Example IndiceeContainer.yaml

scene: {
  class: Directory,
  path: /data/S2B_MSIL1C_20200406T101559_N0209_R065_T33UUP_20200406T130159.SAFE
}

Example TemporalAggregateContainer.yaml

indicees:
- {class: File, path: /data/S2B_MSIL1C_20200406T101559_N0209_R065_T33UUP_20200406T130159_indizes.tif}
- {class: File, path: /data/S2B_MSIL1C_20200416T101549_N0209_R065_T33UUP_20200416T123638_indizes.tif}
- {class: File, path: /data/S2B_MSIL1C_20200426T101549_N0209_R065_T33UUP_20200426T131809_indizes.tif}

Example execution with cwl-runner

cwl-runner IndiceeContainer.cwl IndiceeContainer.yaml
CWL Docker environment

The DockerRequirement leads to an execution of the application within the Docker image provided. A File or Directory input type will be automatically staged (mounted) into the Docker environment.
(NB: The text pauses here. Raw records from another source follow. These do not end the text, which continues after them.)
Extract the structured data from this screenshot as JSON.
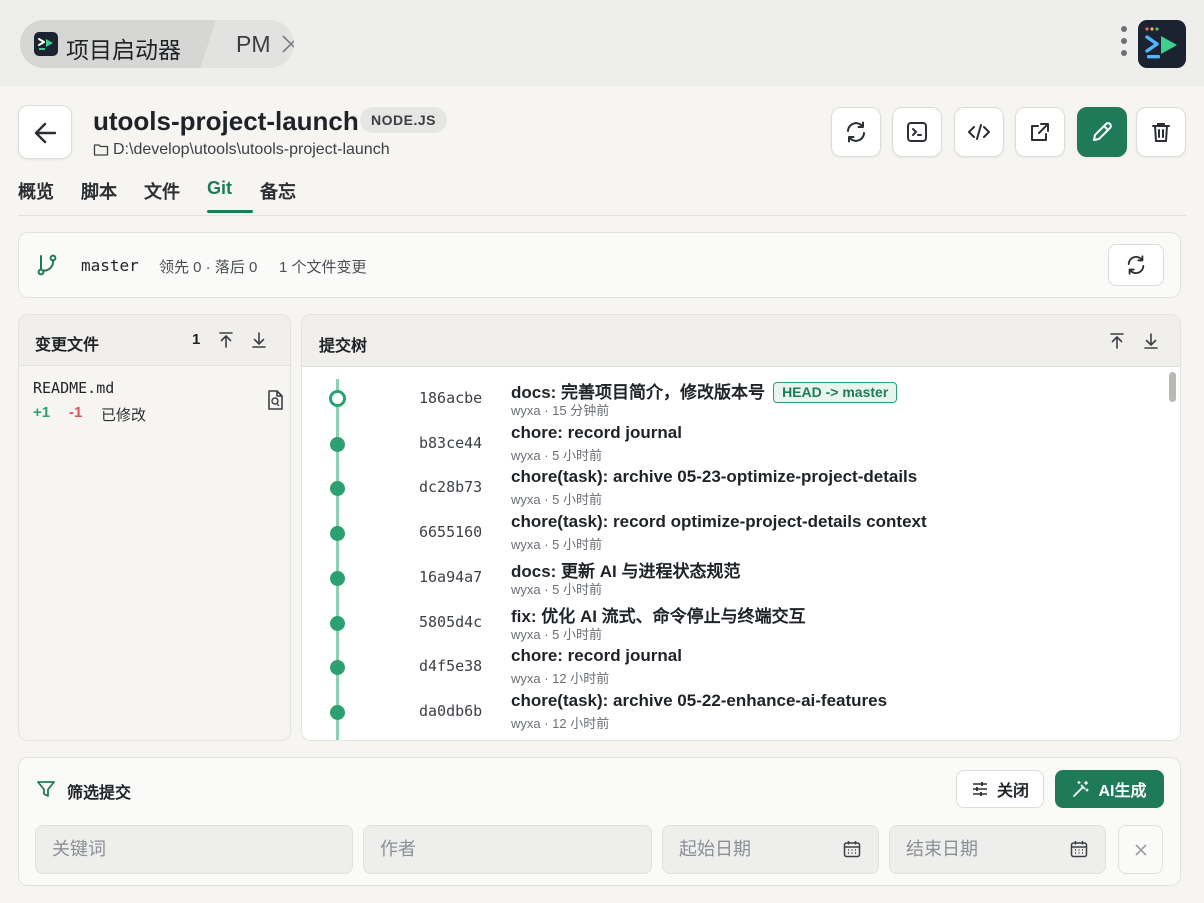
{
  "window": {
    "app_tab_label": "项目启动器",
    "second_tab_label": "PM"
  },
  "project": {
    "name": "utools-project-launch",
    "runtime_badge": "NODE.JS",
    "path": "D:\\develop\\utools\\utools-project-launch"
  },
  "actions": [
    "refresh-icon",
    "terminal-icon",
    "code-icon",
    "external-link-icon",
    "edit-icon",
    "trash-icon"
  ],
  "nav": {
    "tabs": [
      {
        "label": "概览"
      },
      {
        "label": "脚本"
      },
      {
        "label": "文件"
      },
      {
        "label": "Git"
      },
      {
        "label": "备忘"
      }
    ],
    "active": "Git"
  },
  "branch": {
    "name": "master",
    "ahead_behind": "领先 0 · 落后 0",
    "changes_summary": "1 个文件变更"
  },
  "changes": {
    "title": "变更文件",
    "count": "1",
    "files": [
      {
        "name": "README.md",
        "added": "+1",
        "removed": "-1",
        "status": "已修改"
      }
    ]
  },
  "commit_tree": {
    "title": "提交树",
    "commits": [
      {
        "hash": "186acbe",
        "message": "docs: 完善项目简介，修改版本号",
        "ref": "HEAD -> master",
        "meta": "wyxa · 15 分钟前",
        "head": true
      },
      {
        "hash": "b83ce44",
        "message": "chore: record journal",
        "meta": "wyxa · 5 小时前"
      },
      {
        "hash": "dc28b73",
        "message": "chore(task): archive 05-23-optimize-project-details",
        "meta": "wyxa · 5 小时前"
      },
      {
        "hash": "6655160",
        "message": "chore(task): record optimize-project-details context",
        "meta": "wyxa · 5 小时前"
      },
      {
        "hash": "16a94a7",
        "message": "docs: 更新 AI 与进程状态规范",
        "meta": "wyxa · 5 小时前"
      },
      {
        "hash": "5805d4c",
        "message": "fix: 优化 AI 流式、命令停止与终端交互",
        "meta": "wyxa · 5 小时前"
      },
      {
        "hash": "d4f5e38",
        "message": "chore: record journal",
        "meta": "wyxa · 12 小时前"
      },
      {
        "hash": "da0db6b",
        "message": "chore(task): archive 05-22-enhance-ai-features",
        "meta": "wyxa · 12 小时前"
      }
    ]
  },
  "filter": {
    "title": "筛选提交",
    "close_label": "关闭",
    "ai_label": "AI生成",
    "keyword_placeholder": "关键词",
    "author_placeholder": "作者",
    "start_date_placeholder": "起始日期",
    "end_date_placeholder": "结束日期"
  },
  "colors": {
    "accent": "#1f7a5a",
    "graph": "#2da072",
    "added": "#2da072",
    "removed": "#d9534f"
  }
}
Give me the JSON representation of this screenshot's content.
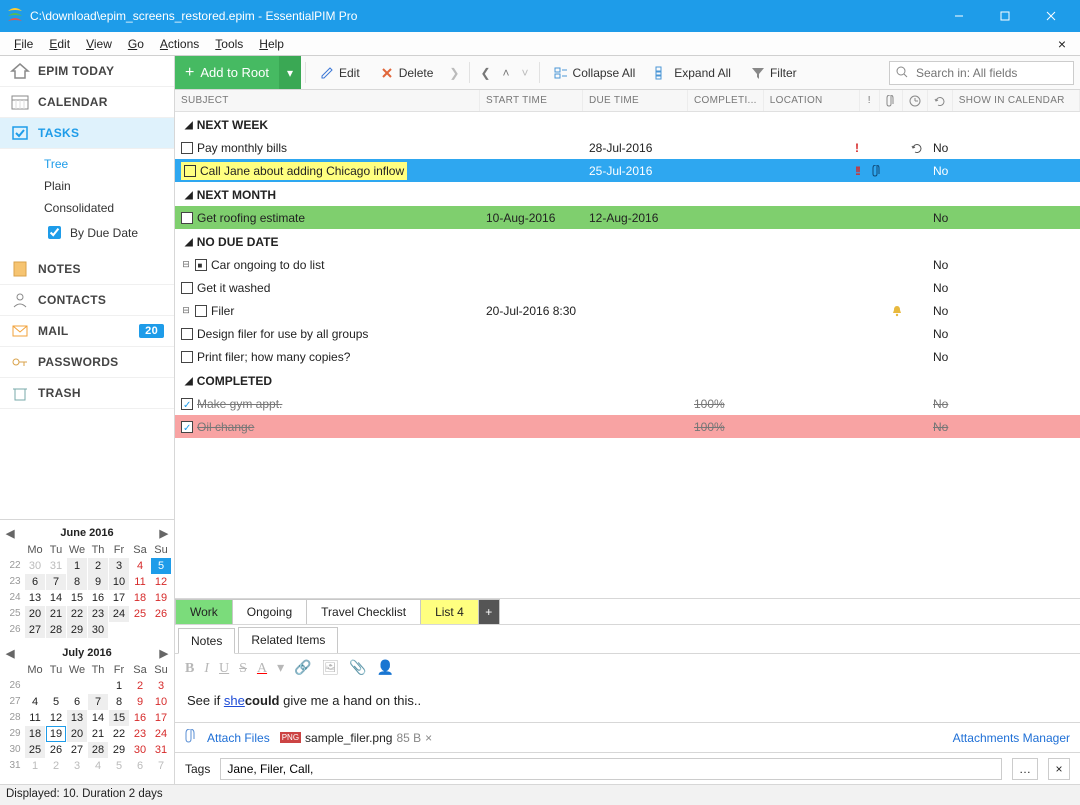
{
  "title": "C:\\download\\epim_screens_restored.epim - EssentialPIM Pro",
  "menu": [
    "File",
    "Edit",
    "View",
    "Go",
    "Actions",
    "Tools",
    "Help"
  ],
  "nav": {
    "items": [
      {
        "label": "EPIM TODAY"
      },
      {
        "label": "CALENDAR"
      },
      {
        "label": "TASKS"
      },
      {
        "label": "NOTES"
      },
      {
        "label": "CONTACTS"
      },
      {
        "label": "MAIL"
      },
      {
        "label": "PASSWORDS"
      },
      {
        "label": "TRASH"
      }
    ],
    "mail_badge": "20",
    "tasks_sub": [
      "Tree",
      "Plain",
      "Consolidated"
    ],
    "tasks_chk": "By Due Date"
  },
  "toolbar": {
    "add": "Add to Root",
    "edit": "Edit",
    "del": "Delete",
    "collapse": "Collapse All",
    "expand": "Expand All",
    "filter": "Filter",
    "search_ph": "Search in: All fields"
  },
  "cols": [
    "SUBJECT",
    "START TIME",
    "DUE TIME",
    "COMPLETI...",
    "LOCATION",
    "SHOW IN CALENDAR"
  ],
  "groups": {
    "nextweek": "NEXT WEEK",
    "nextmonth": "NEXT MONTH",
    "nodue": "NO DUE DATE",
    "completed": "COMPLETED"
  },
  "rows": {
    "r1": {
      "sub": "Pay monthly bills",
      "due": "28-Jul-2016",
      "show": "No"
    },
    "r2": {
      "sub": "Call Jane about adding Chicago inflow",
      "due": "25-Jul-2016",
      "show": "No"
    },
    "r3": {
      "sub": "Get roofing estimate",
      "start": "10-Aug-2016",
      "due": "12-Aug-2016",
      "show": "No"
    },
    "r4": {
      "sub": "Car ongoing to do list",
      "show": "No"
    },
    "r5": {
      "sub": "Get it washed",
      "show": "No"
    },
    "r6": {
      "sub": "Filer",
      "start": "20-Jul-2016 8:30",
      "show": "No"
    },
    "r7": {
      "sub": "Design filer for use by all groups",
      "show": "No"
    },
    "r8": {
      "sub": "Print filer; how many copies?",
      "show": "No"
    },
    "r9": {
      "sub": "Make gym appt.",
      "comp": "100%",
      "show": "No"
    },
    "r10": {
      "sub": "Oil change",
      "comp": "100%",
      "show": "No"
    }
  },
  "list_tabs": [
    "Work",
    "Ongoing",
    "Travel Checklist",
    "List 4"
  ],
  "detail_tabs": [
    "Notes",
    "Related Items"
  ],
  "note": {
    "pre": "See if ",
    "link": "she",
    "bold": "could",
    "post": " give me a hand on this.."
  },
  "attach": {
    "link": "Attach Files",
    "file": "sample_filer.png",
    "size": "85 B",
    "mgr": "Attachments Manager"
  },
  "tags": {
    "label": "Tags",
    "value": "Jane, Filer, Call,"
  },
  "status": "Displayed: 10. Duration 2 days",
  "cal": {
    "m1": "June  2016",
    "m2": "July  2016",
    "dow": [
      "Mo",
      "Tu",
      "We",
      "Th",
      "Fr",
      "Sa",
      "Su"
    ]
  }
}
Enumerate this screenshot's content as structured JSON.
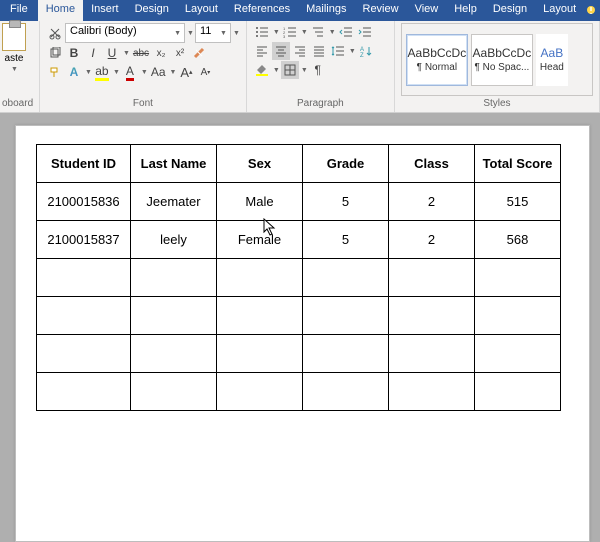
{
  "tabs": {
    "file": "File",
    "home": "Home",
    "insert": "Insert",
    "design1": "Design",
    "layout1": "Layout",
    "references": "References",
    "mailings": "Mailings",
    "review": "Review",
    "view": "View",
    "help": "Help",
    "design2": "Design",
    "layout2": "Layout"
  },
  "ribbon": {
    "clipboard": {
      "label": "oboard",
      "paste": "aste",
      "fmtpainter": "✂"
    },
    "font": {
      "label": "Font",
      "family": "Calibri (Body)",
      "size": "11",
      "bold": "B",
      "italic": "I",
      "underline": "U",
      "strike": "abc",
      "sub": "x₂",
      "sup": "x²",
      "clear": "✎",
      "effects": "A",
      "highlight": "ab",
      "color": "A",
      "casechg": "Aa",
      "grow": "A",
      "shrink": "A"
    },
    "paragraph": {
      "label": "Paragraph",
      "show": "¶"
    },
    "styles": {
      "label": "Styles",
      "preview": "AaBbCcDc",
      "normal": "¶ Normal",
      "nospace": "¶ No Spac...",
      "big": "AaB",
      "head": "Head"
    }
  },
  "table": {
    "headers": [
      "Student ID",
      "Last Name",
      "Sex",
      "Grade",
      "Class",
      "Total Score"
    ],
    "rows": [
      [
        "2100015836",
        "Jeemater",
        "Male",
        "5",
        "2",
        "515"
      ],
      [
        "2100015837",
        "leely",
        "Female",
        "5",
        "2",
        "568"
      ],
      [
        "",
        "",
        "",
        "",
        "",
        ""
      ],
      [
        "",
        "",
        "",
        "",
        "",
        ""
      ],
      [
        "",
        "",
        "",
        "",
        "",
        ""
      ],
      [
        "",
        "",
        "",
        "",
        "",
        ""
      ]
    ]
  }
}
In this example, the following docker command is being executed from the cwl-runner tool:

docker \
    run \
    -i \
    --mount=type=bind,source=/tmp/wvtsil8u,target=/kCKIpt \
    --mount=type=bind,source=/tmp/771myq2s,target=/tmp \
    --mount=type=bind,source=/data/S2B_MSIL1C_20200406T101559_N0209_R065_T33UUP_20200406T130159.SAFE,target=/var/lib/cwl/stg9e2e27a2-3b6d-46d3-9032-13840a2c9b01/S2B_MSIL1C_20200406T101559_N0209_R065_T33UUP_20200406T130159.SAFE,readonly \
    --workdir=/kCKIpt \
    --read-only=true \
    --log-driver=none \
    --user=4020409:2222 \
    --rm \
    --env=TMPDIR=/tmp \
    --env=HOME=/kCKIpt \
    --cidfile=/tmp/xc7k_yyu/20200708121429-782865.cid \
    registry.example.com/repository/urban-app:simple-ndvi \
    /usr/local/bin/simpleSentinel2NDVIIndex.sh \
    --folder \
    /var/lib/cwl/stg9e2e27a2-3b6d-46d3-9032-13840a2c9b01/S2B_MSIL1C_20200406T101559_N0209_R065_T33UUP_20200406T130159.SAFE > /tmp/wvtsil8u/std.out 2> /tmp/wvtsil8u/std.err

5.3. Deployment

The application packages have been deployed in the following platforms:

  • Terradue

  • Spacebel

  • EOxHub

The application packages described above could be deployed on Spacebel and EOxHub platforms with no further changes. For the Terradue platform, changes to the CWL document were necessary, as the Workflow base class is needed for the fan-out design pattern. Furthermore, metadata about the Web Processing Service (WPS) process has been added to the CWL description.

CWL for Terradue platform
$graph:
- baseCommand: /usr/local/bin/simpleSentinel2NDVIIndex.sh
  class: CommandLineTool
  hints:
    DockerRequirement:
      dockerPull: registry.gitlab.com/ogceo/urban-app:simple-ndvi-cwl-0.02
  id: node
  inputs:
    arg1:
      inputBinding:
        position: 1
        prefix: --folder
      type:
        Directory
  outputs:
    results:
      outputBinding:
        glob: .
      type: Any
- class: Workflow
  doc: DLR Sentinel-2 indexes
  id: dlr_s2_indexes
  inputs:
    scene:
      doc: Sentinel-2 L1C acquisitions
      label: Sentinel-2 L1C acquisitions
      type: Directory
  label: DLR Sentinel-2 indexes
  outputs:
  - id: wf_outputs
    outputSource:
    - first/results
    type:
      items: Directory
      type: array
  steps:
    first:
      in:
        arg1: scene
      out:
      - results
      run: '#node'
cwlVersion: v1.0

6. Exploitation Layer

6.1. Overview

The exploitation platform EOxHub uses the experimental eWPS software implementing a WPS server to provide ADES functionality.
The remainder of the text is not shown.